The county commissioners unanimously approved a Request for Proposals (RFP) last week, seeking plans from internet service providers on expanding “high speed wireless and fiber internet to unserved and underserved” parts of the county. The deadline for submissions is July 8. The board will later choose a proposal through a vote.
The county will pay for any expansion that it chooses with money received from the ARP. Commissioner Paul Wyman said Tuesday the county is expecting to allocate anywhere from $1.5 million to $2 million toward the broadband expansion project.

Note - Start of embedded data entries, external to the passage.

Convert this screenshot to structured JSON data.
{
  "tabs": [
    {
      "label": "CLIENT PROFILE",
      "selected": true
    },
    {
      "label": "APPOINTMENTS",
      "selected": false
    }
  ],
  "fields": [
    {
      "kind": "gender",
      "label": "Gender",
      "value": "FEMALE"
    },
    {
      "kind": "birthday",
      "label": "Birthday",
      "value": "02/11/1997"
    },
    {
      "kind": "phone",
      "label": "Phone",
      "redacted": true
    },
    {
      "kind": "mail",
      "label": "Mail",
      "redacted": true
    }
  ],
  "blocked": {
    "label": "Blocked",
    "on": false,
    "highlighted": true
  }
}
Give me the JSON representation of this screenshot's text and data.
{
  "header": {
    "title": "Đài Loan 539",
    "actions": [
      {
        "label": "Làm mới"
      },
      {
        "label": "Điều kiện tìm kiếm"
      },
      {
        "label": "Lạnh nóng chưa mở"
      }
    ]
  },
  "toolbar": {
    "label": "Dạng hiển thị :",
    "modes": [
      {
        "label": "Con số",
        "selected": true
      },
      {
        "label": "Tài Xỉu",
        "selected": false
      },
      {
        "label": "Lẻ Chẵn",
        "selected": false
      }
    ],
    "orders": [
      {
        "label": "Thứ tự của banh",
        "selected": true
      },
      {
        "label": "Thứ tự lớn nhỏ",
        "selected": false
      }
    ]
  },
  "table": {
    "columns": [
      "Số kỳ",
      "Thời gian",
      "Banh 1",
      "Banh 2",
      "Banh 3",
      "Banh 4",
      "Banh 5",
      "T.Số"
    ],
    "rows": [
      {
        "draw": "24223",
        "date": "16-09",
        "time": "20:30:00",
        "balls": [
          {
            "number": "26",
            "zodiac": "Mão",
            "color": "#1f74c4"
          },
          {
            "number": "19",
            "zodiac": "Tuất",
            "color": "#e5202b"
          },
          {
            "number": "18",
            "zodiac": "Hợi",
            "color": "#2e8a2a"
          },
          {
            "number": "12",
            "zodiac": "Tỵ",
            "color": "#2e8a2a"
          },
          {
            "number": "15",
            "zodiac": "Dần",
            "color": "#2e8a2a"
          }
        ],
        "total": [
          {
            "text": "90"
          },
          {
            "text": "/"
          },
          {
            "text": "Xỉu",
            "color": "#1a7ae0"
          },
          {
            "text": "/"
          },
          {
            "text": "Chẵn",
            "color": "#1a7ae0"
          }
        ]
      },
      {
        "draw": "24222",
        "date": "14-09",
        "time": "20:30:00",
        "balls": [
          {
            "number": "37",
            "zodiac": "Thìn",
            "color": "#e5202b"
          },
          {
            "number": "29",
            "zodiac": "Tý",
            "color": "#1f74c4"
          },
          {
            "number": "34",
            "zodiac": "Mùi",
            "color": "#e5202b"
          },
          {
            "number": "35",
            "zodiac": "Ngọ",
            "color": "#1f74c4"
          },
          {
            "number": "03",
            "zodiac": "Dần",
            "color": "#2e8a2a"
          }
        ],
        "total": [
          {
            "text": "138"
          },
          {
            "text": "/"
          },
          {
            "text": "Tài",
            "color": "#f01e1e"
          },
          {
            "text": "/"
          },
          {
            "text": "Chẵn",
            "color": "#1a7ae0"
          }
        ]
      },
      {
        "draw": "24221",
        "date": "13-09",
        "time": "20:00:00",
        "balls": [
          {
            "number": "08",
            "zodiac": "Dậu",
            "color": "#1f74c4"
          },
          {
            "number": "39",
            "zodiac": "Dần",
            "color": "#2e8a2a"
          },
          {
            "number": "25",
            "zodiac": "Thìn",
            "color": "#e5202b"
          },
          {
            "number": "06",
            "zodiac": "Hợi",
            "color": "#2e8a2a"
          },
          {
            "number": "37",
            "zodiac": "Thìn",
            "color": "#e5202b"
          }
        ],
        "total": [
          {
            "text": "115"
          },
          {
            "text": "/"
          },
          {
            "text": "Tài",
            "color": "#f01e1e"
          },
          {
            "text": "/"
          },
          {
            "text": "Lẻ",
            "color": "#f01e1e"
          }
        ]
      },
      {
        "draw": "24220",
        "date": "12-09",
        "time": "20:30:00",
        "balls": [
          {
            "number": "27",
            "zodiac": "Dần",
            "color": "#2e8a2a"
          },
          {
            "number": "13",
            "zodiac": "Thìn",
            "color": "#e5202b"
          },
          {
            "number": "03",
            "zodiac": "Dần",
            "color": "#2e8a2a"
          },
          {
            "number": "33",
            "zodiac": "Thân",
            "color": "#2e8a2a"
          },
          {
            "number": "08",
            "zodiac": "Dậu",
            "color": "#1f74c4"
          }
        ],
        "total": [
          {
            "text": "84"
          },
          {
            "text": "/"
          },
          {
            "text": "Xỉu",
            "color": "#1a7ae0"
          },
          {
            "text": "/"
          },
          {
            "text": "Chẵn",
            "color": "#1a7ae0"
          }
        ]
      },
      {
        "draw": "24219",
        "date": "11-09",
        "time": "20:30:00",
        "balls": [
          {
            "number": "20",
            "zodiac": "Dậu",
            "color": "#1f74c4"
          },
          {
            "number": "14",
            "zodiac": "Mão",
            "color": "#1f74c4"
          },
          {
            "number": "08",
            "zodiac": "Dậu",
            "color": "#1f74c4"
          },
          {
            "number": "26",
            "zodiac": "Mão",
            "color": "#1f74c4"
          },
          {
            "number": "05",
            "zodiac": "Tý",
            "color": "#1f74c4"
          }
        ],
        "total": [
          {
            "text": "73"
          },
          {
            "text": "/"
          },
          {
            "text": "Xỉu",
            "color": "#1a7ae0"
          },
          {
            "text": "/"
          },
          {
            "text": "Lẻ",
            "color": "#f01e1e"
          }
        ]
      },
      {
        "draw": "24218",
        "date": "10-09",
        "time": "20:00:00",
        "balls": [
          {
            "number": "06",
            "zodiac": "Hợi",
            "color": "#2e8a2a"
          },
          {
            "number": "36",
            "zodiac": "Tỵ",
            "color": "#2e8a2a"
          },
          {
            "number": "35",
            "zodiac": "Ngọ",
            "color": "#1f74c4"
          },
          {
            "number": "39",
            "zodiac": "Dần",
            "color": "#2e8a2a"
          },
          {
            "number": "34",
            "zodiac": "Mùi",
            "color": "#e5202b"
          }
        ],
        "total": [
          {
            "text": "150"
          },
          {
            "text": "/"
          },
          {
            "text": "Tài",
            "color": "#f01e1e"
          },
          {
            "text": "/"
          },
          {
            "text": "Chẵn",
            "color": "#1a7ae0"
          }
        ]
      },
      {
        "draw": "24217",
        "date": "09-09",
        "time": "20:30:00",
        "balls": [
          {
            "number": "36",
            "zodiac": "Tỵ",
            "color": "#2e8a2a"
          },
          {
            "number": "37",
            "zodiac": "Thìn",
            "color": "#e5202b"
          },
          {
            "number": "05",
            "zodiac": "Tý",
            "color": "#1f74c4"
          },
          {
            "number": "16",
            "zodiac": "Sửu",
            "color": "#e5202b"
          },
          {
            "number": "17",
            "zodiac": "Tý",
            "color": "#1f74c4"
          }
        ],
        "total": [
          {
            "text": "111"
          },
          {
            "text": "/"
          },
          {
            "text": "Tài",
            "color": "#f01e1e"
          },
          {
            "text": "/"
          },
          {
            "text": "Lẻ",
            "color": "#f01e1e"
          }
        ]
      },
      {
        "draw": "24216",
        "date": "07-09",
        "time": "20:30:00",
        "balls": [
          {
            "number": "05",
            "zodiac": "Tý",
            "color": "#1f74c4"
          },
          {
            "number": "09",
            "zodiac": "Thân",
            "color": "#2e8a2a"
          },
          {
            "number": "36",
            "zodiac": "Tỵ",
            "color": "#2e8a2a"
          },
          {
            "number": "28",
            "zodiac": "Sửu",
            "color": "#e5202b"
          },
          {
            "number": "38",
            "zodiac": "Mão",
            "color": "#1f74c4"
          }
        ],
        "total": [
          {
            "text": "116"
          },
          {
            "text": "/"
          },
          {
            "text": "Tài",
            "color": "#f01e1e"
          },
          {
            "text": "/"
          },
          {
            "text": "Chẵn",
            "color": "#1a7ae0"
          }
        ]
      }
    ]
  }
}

Howard County received $16 million from the federal stimulus program — half of which has been received and put into the county’s coffers.
The RFP has a few stipulations, including that the speed offered by the ISPs must meet at least 100mps down, 20mps up and a latency of 100ms.
Companies who respond to the RFP must also list a pricing structure and any subsidies for low-income residents. It also stipulates that the infrastructure for the broadband must be in place and operational by the end of this year, though Wyman said that is not a hard deadline and that the board expects some buildout to be completed next year.
Unlike previous public-private broadband partnerships, this one targets either wireless or fiber internet to all areas of the county — not just a specific area.
The need for reliable and fast broadband internet in rural parts of Indiana and the county has been prevalent for years, though the need became even more pronounced during the COVID-19 pandemic, as lockdowns forced some to complete their schooling or jobs online in their own homes.